In the original proposal, it was suggested that the base of the container described should be hemispherical in order to make the container creep resistant, it being believed that a hemispherical shape for the base was the most suitable from a strength point of view. The invention was that the inner containers would be filled with carbonated beverage whilst chilled, sealed and then placed in outer cups to which the containers would frictionally adhere in due course as a result of the chilled beverage reaching ambient temperature and release some carbonating gas from solution to increase the internal pressure inside the container and to expand the inner container into frictional engagement with the outer container.Packages containing containers and cups as above described were produced and tested, and showed themselves to be acceptable to the public, but the hair-line fracture and gas retention problems outlined above were not completely solved although the inner containers did satisfactorily adhere frictionally to the outer cups until the inner containers were opened, relieving the internal pressure, and the containers and cups could subsequently be separated, the cup being used as a drinking vessel.

The outer cup and inner container were made of high impact polystyrene, but the quadrupling of the price of oil in the early seventies made the package too expensive, and we immediately started to look at what we referred to as a "one-piece" container comprising basically a plastic container and metal lid. In looking in this direction, it was obvious that the hemispherical end of the original design would have to be modified to make the container free standing. The initial one-piece containers which were investigated also comprised high impact polystyrene BA REX laminates, but these containers still possess the disadvantages of hair-line fracturing and gas retention.In the next stage of the development, we experimented with onepiece containers made entirely of BAREX, of the appropriate thickness, and it was found that the problem of gas retention had been overcome, because BAREX has much better gas retention properties than high impact polystyrene.

The use of 100% barex brought its own problems because BAREX "creeps" under load, and according the BAREX containers which were filled and sealed, with the passage of time, tended to swell in the wall region to an unacceptable extent and/or evert in the base region to such an extent as to make them "rockers" which are containers, which, although able to stand freely, tend to rock between different equilibrium positions if displaced, or indeed the containers become incapable of standing freely.

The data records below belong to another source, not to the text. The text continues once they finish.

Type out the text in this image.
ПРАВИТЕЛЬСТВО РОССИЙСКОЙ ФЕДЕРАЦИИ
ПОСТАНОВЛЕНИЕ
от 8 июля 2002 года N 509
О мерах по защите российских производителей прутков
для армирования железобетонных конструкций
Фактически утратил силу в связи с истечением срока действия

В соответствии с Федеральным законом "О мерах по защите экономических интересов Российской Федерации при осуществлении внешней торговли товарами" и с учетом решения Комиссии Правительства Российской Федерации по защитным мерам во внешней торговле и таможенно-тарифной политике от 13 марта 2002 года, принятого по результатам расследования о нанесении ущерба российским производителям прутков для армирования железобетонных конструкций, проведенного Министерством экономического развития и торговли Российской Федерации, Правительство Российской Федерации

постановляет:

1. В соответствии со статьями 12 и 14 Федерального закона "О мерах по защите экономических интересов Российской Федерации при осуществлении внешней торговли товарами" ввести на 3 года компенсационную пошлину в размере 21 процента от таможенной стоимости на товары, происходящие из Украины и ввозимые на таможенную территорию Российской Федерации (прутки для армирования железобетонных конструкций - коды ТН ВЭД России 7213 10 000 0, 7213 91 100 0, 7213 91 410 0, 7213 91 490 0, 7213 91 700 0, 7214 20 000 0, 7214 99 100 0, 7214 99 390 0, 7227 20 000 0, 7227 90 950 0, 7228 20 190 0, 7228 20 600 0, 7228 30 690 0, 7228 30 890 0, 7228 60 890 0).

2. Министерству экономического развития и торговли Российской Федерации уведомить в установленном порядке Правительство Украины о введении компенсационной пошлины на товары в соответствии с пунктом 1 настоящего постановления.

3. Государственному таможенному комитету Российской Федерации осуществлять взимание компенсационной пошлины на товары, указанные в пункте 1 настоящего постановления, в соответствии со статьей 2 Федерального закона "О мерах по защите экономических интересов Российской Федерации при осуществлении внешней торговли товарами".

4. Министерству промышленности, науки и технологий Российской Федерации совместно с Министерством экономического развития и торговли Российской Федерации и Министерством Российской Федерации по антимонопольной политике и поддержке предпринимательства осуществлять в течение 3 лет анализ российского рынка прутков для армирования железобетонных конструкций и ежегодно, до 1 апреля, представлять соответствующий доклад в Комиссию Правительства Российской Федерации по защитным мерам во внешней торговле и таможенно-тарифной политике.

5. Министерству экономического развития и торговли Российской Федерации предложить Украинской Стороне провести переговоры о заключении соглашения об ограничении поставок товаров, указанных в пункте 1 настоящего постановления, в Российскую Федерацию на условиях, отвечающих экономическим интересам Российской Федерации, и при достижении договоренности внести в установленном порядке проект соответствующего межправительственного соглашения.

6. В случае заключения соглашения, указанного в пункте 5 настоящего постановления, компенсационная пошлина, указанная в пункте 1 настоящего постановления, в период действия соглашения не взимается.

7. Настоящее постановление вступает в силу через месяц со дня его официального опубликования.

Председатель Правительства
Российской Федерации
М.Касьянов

Certain developments in the design of base of the BAREX containers were made in order to prevent excessive eversion of the base as mentioned above, and we reached the stage of arranging for the test marketing of 25,000 one-piece BAREX containers filled with beer. Because the content was beer, it was necessary that the containers after filling and sealing had to be pasteurised. As the pasteurising process involved the application of heat, and the consequent further release of carbon dioxide from the beverage, with the consequent increase in internal pressure in the containers during pasteurisation, it was necessary to pasteurise the containers whilst the containers were held securely in metal jigs.

The test marketing of the 25,000 containers referred to above was satisfactory from the customer point of view, but the containers themselves were still not completely satisfactory. Thus, a small amount of the containers cracked or developed hair-line fractures at the top during the sealing stage, and the burst strength of the containers was not high enough in that some of the containers burst under pressure as low as 55 p.s.i. We were aware that the burst problem could be cured by thickening the container, but this would have aggravated the problem of cracking during sealing, because during the sealing process the container flange and the flange of the lid are rim rolled, and the container must be of sufficient fleixibility to rim roll without cracking.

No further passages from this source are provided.